/lstm-bayesian-optimization-pytorch

Bayesian Optimization implementation for text classifiction

Primary LanguagePythonMIT LicenseMIT

lstm-bayesian-optimization-pytorch

This is a simple application of LSTM to text classification task in Pytorch using Bayesian Optimization for hyperparameter tuning.

The dataset used is Yelp 2014 review data[1] which can be downloaded from here.

Detailed instructions are explained below.



Configurations

You can set various hyperparameters in src/constants.py file.

The description of each variable is as follows.

Note that for Bayesian Optmization, the hyperparameter to be tuned should be passed in a form of tuple.

So you can set an argument as a tuple or a certain value.

The former means that the argument will be included as the subject of Bayesian Optimization and the latter means that it should not be included.


Argument Type Description Default
device torch.device The device type. (CUDA or CPU) torch.device('cuda') if torch.cuda.is_available() else torch.device('cpu')
learning_rates tuple (float, float) or float The range of learning rates. (or a value) (0.0001, 0.001)
batch_sizes tuple (int, int) or int The range of batch sizes. (or a value) (16, 128)
seq_len tuple (int, int) or int The range of maximum sequence lengths. (or a value) 512
d_w tuple (int, int) or int The range of word embedding dimensions. (or a value) 256
d_h tuple (int, int) or int The range of hidden state dimensions in the LSTM. (or a value) 256
drop_out_rate tuple (float, float) or float The range of drop out rates. (or a value) 0.5
layer_num tuple (int, int) or int The range of LSTM layer numbers. (or a value) 3
bidirectional bool The flag which determines whether the LSTM is bidirectional or not.
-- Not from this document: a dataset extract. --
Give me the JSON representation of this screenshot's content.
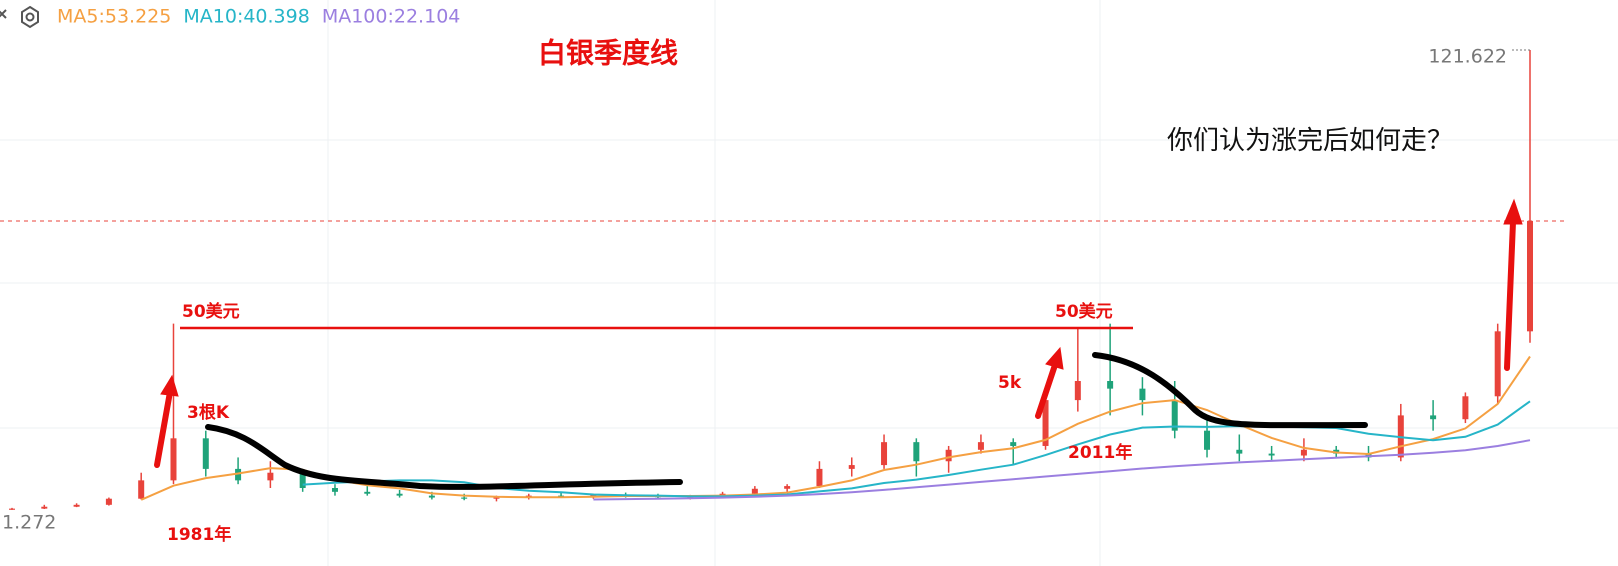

True
class_num int The number of classes. 5
epoch_num tuple (int, int) or int The range of total iteration numbers. (or a value) 10
ckpt_dir str The path for saved checkpoints. ../saved_model
init_points int The number of initial points to start Bayesian Optimization. 2
n_iter int The number of iterations for Bayesian Optimization. 8


How to run

  1. Install all required packages.

    pip install -r requirements.txt

  2. Download the dataset and extract it.

    Of course, you can use another text classification dataset but make sure that the formats/names of files are same as those of Yelp 2014 review dataset. (See the next step.)


  3. Make a directory named data.

    Get files named train.txt, text.txt, dev.txt and wordlist.txt from yelp14 and put them into data.

    The directory structure should be as follows.

    • data
      • train.txt
      • test.txt
      • dev.txt
      • wordlist.txt

  4. Execute below command to train the model.

    python src/main.py --mode='train'
    • --mode: This specify the running mode. The mode can be either train or test.

    The Bayesian Optimization is used for hyper-parameter tuning in this task.

    You can add/modify the hyperparameter list to tune in main.py.

    self.pbounds = {
        'learning_rate': learning_rates,
        'batch_size': batch_sizes
    }
    
    self.bayes_optimizer = BayesianOptimization(
        f=self.train,
        pbounds=self.pbounds,
    	random_state=777
    )

    Currently, the batch size and the learning rate are only subjects to be adjusted.

    If you want to modify self.pbounds, add the desired hyperparameter and change its value in constant.py into a tuple consisting of two values, minimum and maximum, sequentially.

    Then you should add that hyperparameter as an additional parameter for the function train like batch_size and learning_rate.


  5. After training, you can test the model with test data by following command.

    python src/main.py --mode='test' --model_name=MODEL_NAME --inference_batch_size=BATCH_SIZE
    • model_name: This is the file name of trained model you want to test. The model is located in saved_models directory if you didn't change the checkpoint directory setting. (default: None)
    • inference_batch_size: This is the batch size for inference step. This is irrelevant with batch_size in src/constants.py since this argument might be subject to Bayesian Optmization process. You can set the separate batch size only for inferencing. (default: 128)


References

[1] Yelp Open Dataset. (https://www.yelp.com/dataset)